La Danimarca brucia le tappe di una discussione che domani impegnerà a Bruxelles i ministri degli interni della Ue, e annuncia di essere pronta a reintrodurre i controlli alle proprie frontiere per frenare il flusso di immigrati irregolari e l’aumento della criminalità organizzata. Tutto ciò, in deroga agli accordi di Schengen. Pronta la reazione di Bruxelles, che giudica «inaccettabile» qualunque tentativo di tornare indietro su principi fondamentali per la Ue, come la libertà di circolazione di merci e persone. A parlare è il presidente della Commissione europea, Josè Manuel Barroso, che attraverso la sua portavoce fa sapere che chiederà alle autorità danesi tutti i chiarimenti del caso, per poter «analizzare le misure annunciate».

Al momento della firma della convenzione sulla libera circolazione, la Danimarca ha chiesto e ottenuto dai partner uno statuto speciale che le consente di scegliere nell’ambito dell’Ue se applicare o meno ogni nuova misura annunciata in ambito Schengen. Ciò nonostante, la breccia aperta da Copenaghen – che ha comunque precisato che i controlli non riguarderanno i passaporti ma le dogane – è giunta inattesa ed è destinata a riaprire polemiche, dopo quelle sui confini tra Italia e Francia che hanno tenuto banco per settimane. Il governo danese di centrodestra guidato da Lars Lokke Rasmussen ha annunciato di aver raggiunto un accordo politico con gli alleati del Partito popolare danese (Df), una formazione di estrema destra che garantisce all’esecutivo un appoggio esterno, che prevede anche la possibilità di ripristinare i controlli alle frontiere in chiave anti-immigrazione e anti-criminalità. «Lo faremo il più presto possibile, da qui a due-tre settimane», ha riferito il ministro delle finanze danese, Claus Hjort Frederiksen, specificando che i controlli riguarderanno soprattutto il confine con la Germania, ma anche i porti e il grande ponte sullo stretto dell’Oresund che unisce la Danimarca alla Svezia. Il ritorno ai controlli è un cavallo di battaglia della formazione ultraconservatrice guidata dall’euroscettica Pia Kjaersgaard, che in seguito alle ultime elezioni politiche ha ottenuto in Parlamento 24 seggi. «Nel corso degli ultimi anni – ha affermato il ministro delle finanze – abbiamo avuto un aumento del crimine transfrontaliero, ed è proprio questo il problema.

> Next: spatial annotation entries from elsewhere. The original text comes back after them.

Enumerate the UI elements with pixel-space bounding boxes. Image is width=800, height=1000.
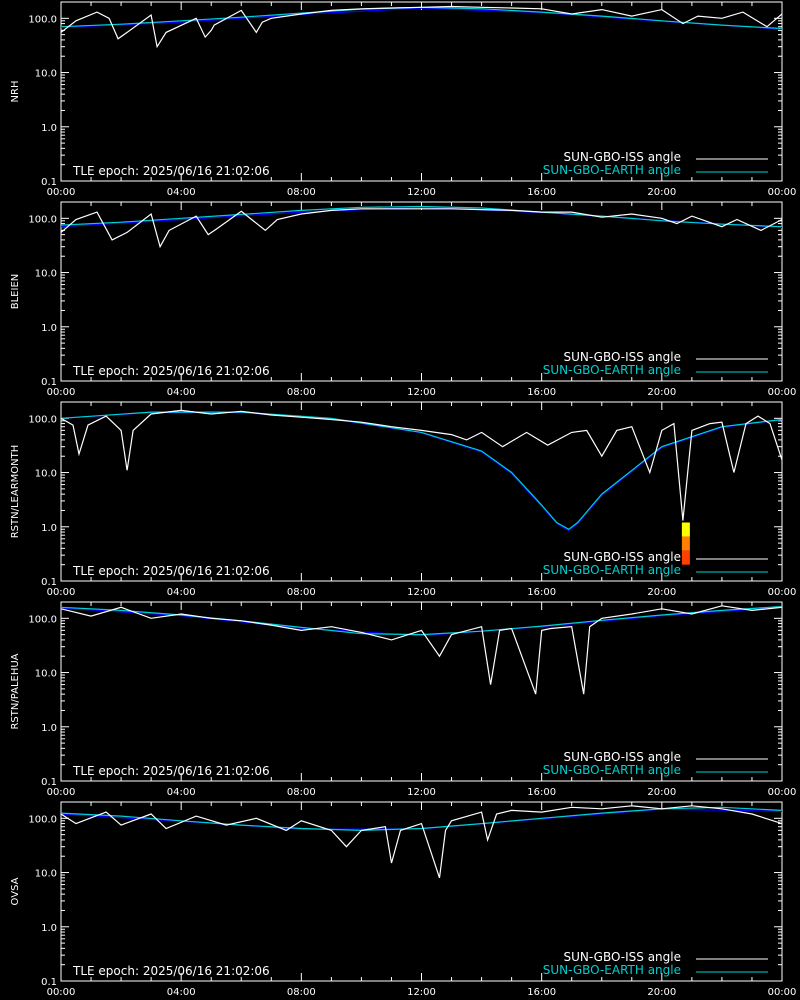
x-tick-label: 00:00 [47,587,76,598]
x-tick-label: 00:00 [768,987,797,998]
x-tick-label: 20:00 [647,387,676,398]
x-tick-label: 04:00 [167,387,196,398]
x-tick-label: 20:00 [647,987,676,998]
x-tick-label: 08:00 [287,387,316,398]
series-earth-shadow-line [61,606,782,637]
x-tick-label: 00:00 [47,187,76,198]
panel-4: 0.1 1.0 10.0 100.0 00:00 04:00 08:00 12:00 16:00… [10,601,797,798]
y-tick-label: 10.0 [35,669,57,680]
tle-epoch-label: TLE epoch: 2025/06/16 21:02:06 [72,964,270,978]
y-tick-label: 0.1 [41,577,57,588]
x-tick-label: 08:00 [287,987,316,998]
y-tick-label: 10.0 [35,269,57,280]
legend-iss-label: SUN-GBO-ISS angle [564,550,681,564]
legend-earth-label: SUN-GBO-EARTH angle [543,563,681,577]
legend-earth-label: SUN-GBO-EARTH angle [543,363,681,377]
x-tick-label: 00:00 [47,387,76,398]
y-tick-label: 0.1 [41,177,57,188]
x-tick-label: 08:00 [287,187,316,198]
y-axis-label: NRH [10,81,21,103]
legend-earth-label: SUN-GBO-EARTH angle [543,763,681,777]
y-tick-label: 1.0 [41,923,57,934]
x-tick-label: 16:00 [527,587,556,598]
annotation-bar-segment [681,522,690,537]
y-tick-label: 1.0 [41,723,57,734]
x-tick-label: 08:00 [287,587,316,598]
series-iss-line [61,805,782,878]
x-tick-label: 16:00 [527,187,556,198]
y-tick-label: 100.0 [28,214,57,225]
x-tick-label: 12:00 [407,787,436,798]
y-axis-label: BLEIEN [10,274,21,310]
y-tick-label: 0.1 [41,377,57,388]
y-tick-label: 1.0 [41,323,57,334]
x-tick-label: 20:00 [647,787,676,798]
annotation-bar-segment [681,536,690,551]
y-tick-label: 100.0 [28,414,57,425]
x-tick-label: 12:00 [407,187,436,198]
legend-earth-label: SUN-GBO-EARTH angle [543,963,681,977]
x-tick-label: 04:00 [167,787,196,798]
x-tick-label: 04:00 [167,987,196,998]
series-earth-line [61,605,782,636]
legend-iss-label: SUN-GBO-ISS angle [564,950,681,964]
panel-3: 0.1 1.0 10.0 100.0 00:00 04:00 08:00 12:00 16:00… [10,401,797,598]
y-tick-label: 0.1 [41,977,57,988]
y-tick-label: 1.0 [41,523,57,534]
tle-epoch-label: TLE epoch: 2025/06/16 21:02:06 [72,364,270,378]
y-tick-label: 10.0 [35,469,57,480]
y-axis-label: RSTN/LEARMONTH [10,445,21,539]
x-tick-label: 00:00 [768,787,797,798]
y-tick-label: 100.0 [28,14,57,25]
series-earth-line [61,411,782,531]
x-tick-label: 20:00 [647,587,676,598]
series-iss-line [61,605,782,695]
x-tick-label: 00:00 [47,987,76,998]
x-tick-label: 12:00 [407,987,436,998]
x-tick-label: 16:00 [527,987,556,998]
y-axis-label: OVSA [10,877,21,905]
y-tick-label: 1.0 [41,123,57,134]
x-tick-label: 00:00 [768,187,797,198]
y-tick-label: 10.0 [35,869,57,880]
series-iss-line [61,5,782,49]
y-tick-label: 100.0 [28,814,57,825]
x-tick-label: 16:00 [527,387,556,398]
tle-epoch-label: TLE epoch: 2025/06/16 21:02:06 [72,164,270,178]
tle-epoch-label: TLE epoch: 2025/06/16 21:02:06 [72,764,270,778]
x-tick-label: 08:00 [287,787,316,798]
legend-earth-label: SUN-GBO-EARTH angle [543,163,681,177]
panel-2: 0.1 1.0 10.0 100.0 00:00 04:00 08:00 12:00 16:00… [10,201,797,398]
y-axis-label: RSTN/PALEHUA [10,653,21,729]
x-tick-label: 00:00 [768,387,797,398]
panel-1: 0.1 1.0 10.0 100.0 00:00 04:00 08:00 12:00 16:00… [10,1,797,198]
x-tick-label: 00:00 [768,587,797,598]
y-tick-label: 100.0 [28,614,57,625]
x-tick-label: 12:00 [407,387,436,398]
legend-iss-label: SUN-GBO-ISS angle [564,150,681,164]
y-tick-label: 0.1 [41,777,57,788]
x-tick-label: 04:00 [167,187,196,198]
x-tick-label: 16:00 [527,787,556,798]
x-tick-label: 20:00 [647,187,676,198]
y-tick-label: 10.0 [35,69,57,80]
x-tick-label: 00:00 [47,787,76,798]
series-iss-line [61,409,782,521]
series-iss-line [61,208,782,249]
legend-iss-label: SUN-GBO-ISS angle [564,350,681,364]
annotation-bar-segment [681,550,690,565]
x-tick-label: 12:00 [407,587,436,598]
x-tick-label: 04:00 [167,587,196,598]
series-earth-line [61,205,782,228]
tle-epoch-label: TLE epoch: 2025/06/16 21:02:06 [72,564,270,578]
legend-iss-label: SUN-GBO-ISS angle [564,750,681,764]
panel-5: 0.1 1.0 10.0 100.0 00:00 04:00 08:00 12:00 16:00… [10,801,797,998]
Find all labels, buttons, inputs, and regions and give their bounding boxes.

Costruiremo quindi delle nuove installazioni alle frontiere con la Germania con dei nuovi sistemi di controllo elettronici e di identificazione delle targhe», ha precisato.

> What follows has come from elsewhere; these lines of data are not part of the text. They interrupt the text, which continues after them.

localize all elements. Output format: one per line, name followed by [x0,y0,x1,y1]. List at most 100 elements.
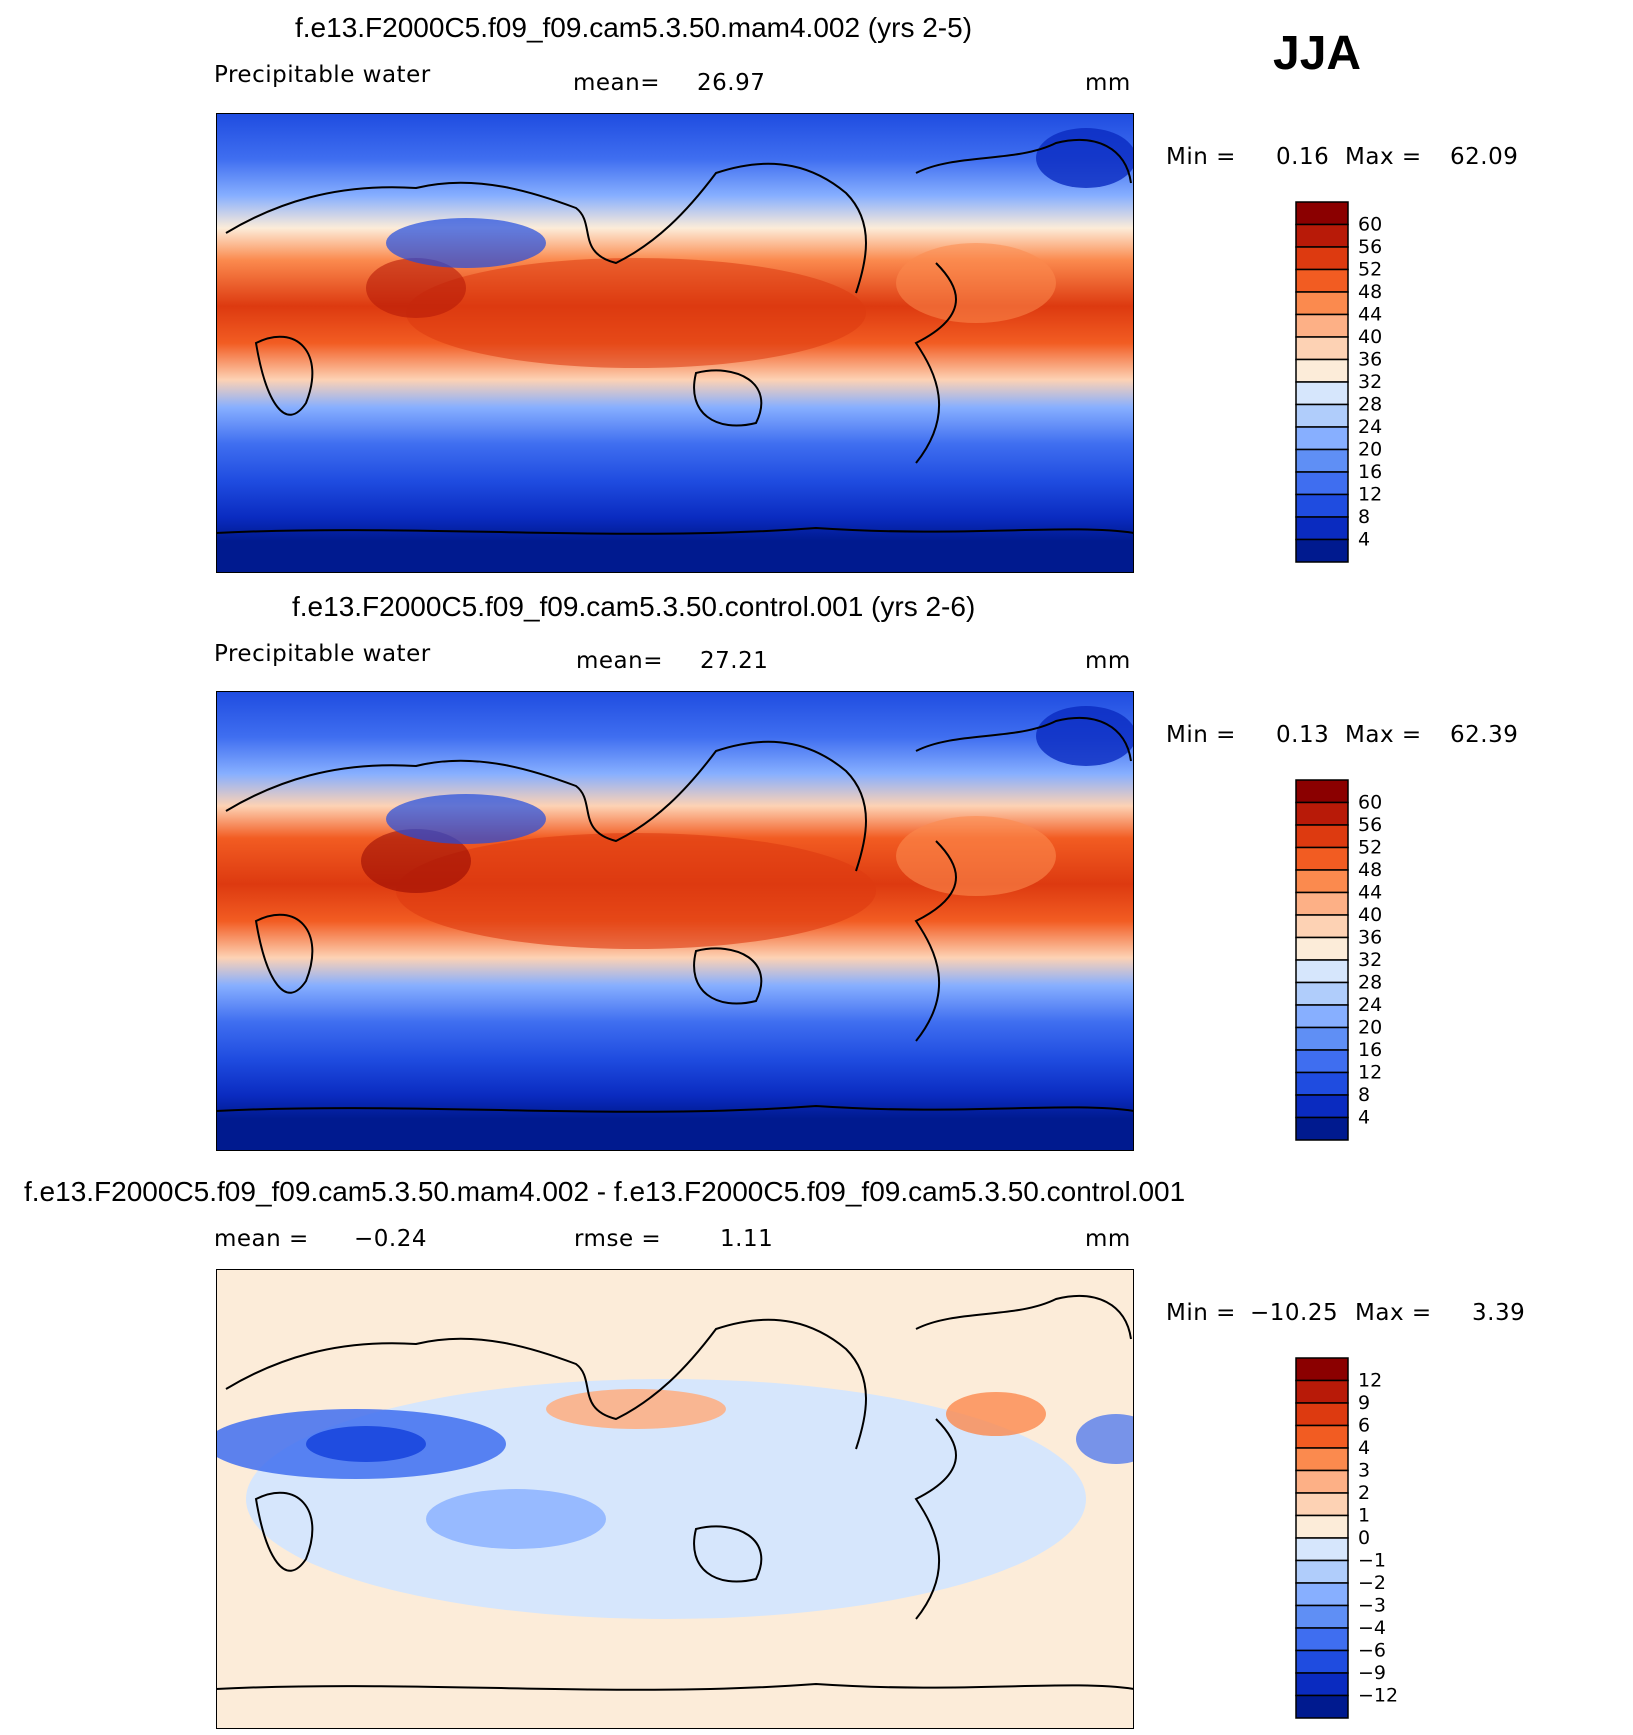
panel-1-map [216,113,1134,573]
colorbar-label: 52 [1358,259,1382,281]
colorbar-swatch [1295,538,1349,563]
panel-1-warm-pool [406,258,866,368]
colorbar-swatch [1295,291,1349,316]
panel-2-greenland-dry [1036,706,1134,766]
panel-1-max-value: 62.09 [1450,144,1519,170]
colorbar-swatch [1295,869,1349,894]
panel-3-coastline [216,1294,1134,1691]
colorbar-label: 56 [1358,236,1382,258]
panel-1-india-max [366,258,466,318]
colorbar-label: 48 [1358,281,1382,303]
colorbar-label: 4 [1358,529,1370,551]
colorbar-label: 40 [1358,326,1382,348]
colorbar-swatch [1295,381,1349,406]
colorbar-swatch [1295,936,1349,961]
panel-2-americas-warm [896,816,1056,896]
colorbar-swatch [1295,358,1349,383]
colorbar-swatch [1295,1447,1349,1472]
colorbar-label: −4 [1358,1617,1386,1639]
panel-2-mean-label: mean= [576,648,663,674]
panel-3-mean-value: −0.24 [354,1226,427,1252]
colorbar-swatch [1295,914,1349,939]
colorbar-label: 32 [1358,949,1382,971]
colorbar-swatch [1295,1116,1349,1141]
panel-2-min-label: Min = [1166,722,1236,748]
panel-1-tibet-dry [386,218,546,268]
colorbar-swatch [1295,1049,1349,1074]
colorbar-label: 1 [1358,1505,1370,1527]
colorbar-swatch [1295,1537,1349,1562]
panel-3-map [216,1269,1134,1729]
colorbar-swatch [1295,201,1349,226]
colorbar-swatch [1295,268,1349,293]
colorbar-label: 48 [1358,859,1382,881]
panel-2-mean-value: 27.21 [700,648,769,674]
panel-2-map [216,691,1134,1151]
panel-1-title: f.e13.F2000C5.f09_f09.cam5.3.50.mam4.002… [295,12,973,43]
colorbar-label: 44 [1358,882,1382,904]
colorbar-label: 8 [1358,1084,1370,1106]
colorbar-swatch [1295,824,1349,849]
panel-2-coastline [216,716,1134,1113]
colorbar-swatch [1295,1627,1349,1652]
colorbar-swatch [1295,1649,1349,1674]
colorbar-label: 3 [1358,1460,1370,1482]
colorbar-label: 4 [1358,1107,1370,1129]
colorbar-swatch [1295,1469,1349,1494]
colorbar-swatch [1295,1094,1349,1119]
colorbar-label: 6 [1358,1415,1370,1437]
colorbar-swatch [1295,1492,1349,1517]
colorbar-label: 56 [1358,814,1382,836]
colorbar-label: 4 [1358,1437,1370,1459]
panel-2-tibet-dry [386,794,546,844]
colorbar-label: 28 [1358,972,1382,994]
colorbar-label: 8 [1358,506,1370,528]
colorbar-label: 52 [1358,837,1382,859]
panel-3-mean-label: mean = [214,1226,309,1252]
colorbar-label: −2 [1358,1572,1386,1594]
panel-3-rmse-label: rmse = [574,1226,662,1252]
colorbar-label: 9 [1358,1392,1370,1414]
panel-1-units: mm [1085,70,1131,96]
colorbar-swatch [1295,779,1349,804]
panel-1-max-label: Max = [1345,144,1422,170]
colorbar-label: 0 [1358,1527,1370,1549]
colorbar-swatch [1295,1672,1349,1697]
panel-3-rmse-value: 1.11 [720,1226,774,1252]
colorbar-swatch [1295,1004,1349,1029]
colorbar-swatch [1295,846,1349,871]
panel-1-greenland-dry [1036,128,1134,188]
colorbar-swatch [1295,223,1349,248]
colorbar-swatch [1295,493,1349,518]
colorbar-label: −3 [1358,1595,1386,1617]
colorbar-label: 44 [1358,304,1382,326]
colorbar-label: 24 [1358,994,1382,1016]
panel-2-max-value: 62.39 [1450,722,1519,748]
colorbar-label: 12 [1358,1370,1382,1392]
panel-3-seasia-neg [426,1489,606,1549]
colorbar-label: −9 [1358,1662,1386,1684]
panel-3-atlantic-pos [946,1392,1046,1436]
season-label: JJA [1273,27,1362,80]
colorbar-swatch [1295,1026,1349,1051]
colorbar-label: 60 [1358,214,1382,236]
colorbar-label: −6 [1358,1640,1386,1662]
colorbar-swatch [1295,336,1349,361]
colorbar-label: 36 [1358,927,1382,949]
colorbar-swatch [1295,1559,1349,1584]
colorbar-label: 16 [1358,1039,1382,1061]
panel-3-eastatl-neg [1076,1414,1134,1464]
panel-2-min-value: 0.13 [1276,722,1330,748]
panel-1-coastline [216,138,1134,535]
colorbar-label: 28 [1358,394,1382,416]
panel-2-variable: Precipitable water [214,641,431,667]
panel-1-min-value: 0.16 [1276,144,1330,170]
colorbar-label: 20 [1358,439,1382,461]
colorbar-swatch [1295,516,1349,541]
colorbar-swatch [1295,246,1349,271]
colorbar-swatch [1295,1379,1349,1404]
panel-3-min-value: −10.25 [1250,1300,1339,1326]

La tentazione di chiudere i confini rischia di dilagare, di fronte agli arrivi in massa di immigrati e richiedenti d’asilo, soprattutto dal nord dell’Africa. Barroso ha più volte lanciato un appello agli Stati membri a non mettere in discussione «la libera circolazione» che per l’Europa – ha detto – «è quello che le fondamenta sono per un edificio: se si toglie questo rischia di crollare tutto». La questione sarà al centro del consiglio straordinario dei ministri degli interni, domani a Bruxelles (per l’Italia sarà presente Roberto Maroni). «Non vogliamo indebolire Schengen, al contrario vogliamo rafforzarlo», indica un diplomatico. Sul tavolo dei ministri c’è un pacchetto di proposte che ricalca i punti chiave della lettera con la quale il presidente francese Nicolas Sarkozy e il premier italiano Silvio Berlusconi hanno chiuso le polemiche bilaterali. Vale a dire: il rafforzamento di Frontex; accordi forti per sostenere lo sviluppo dei Paesi della sponda Sud del Mediterraneo e ottenere in cambio politiche per la riammissione; una nuova politica europea d’asilo; una revisione della governance di Schengen. Su quest’ultimo punto, la Commissione europea dovrebbe proporre un progetto per la reintroduzione temporanea dei controlli alle frontiere nazionali, ma in casi precisi e limitati. In particolare, quando uno stato europeo venga considerato «inadempiente» nella sorveglianza alle frontiere o di massicci afflussi di migranti.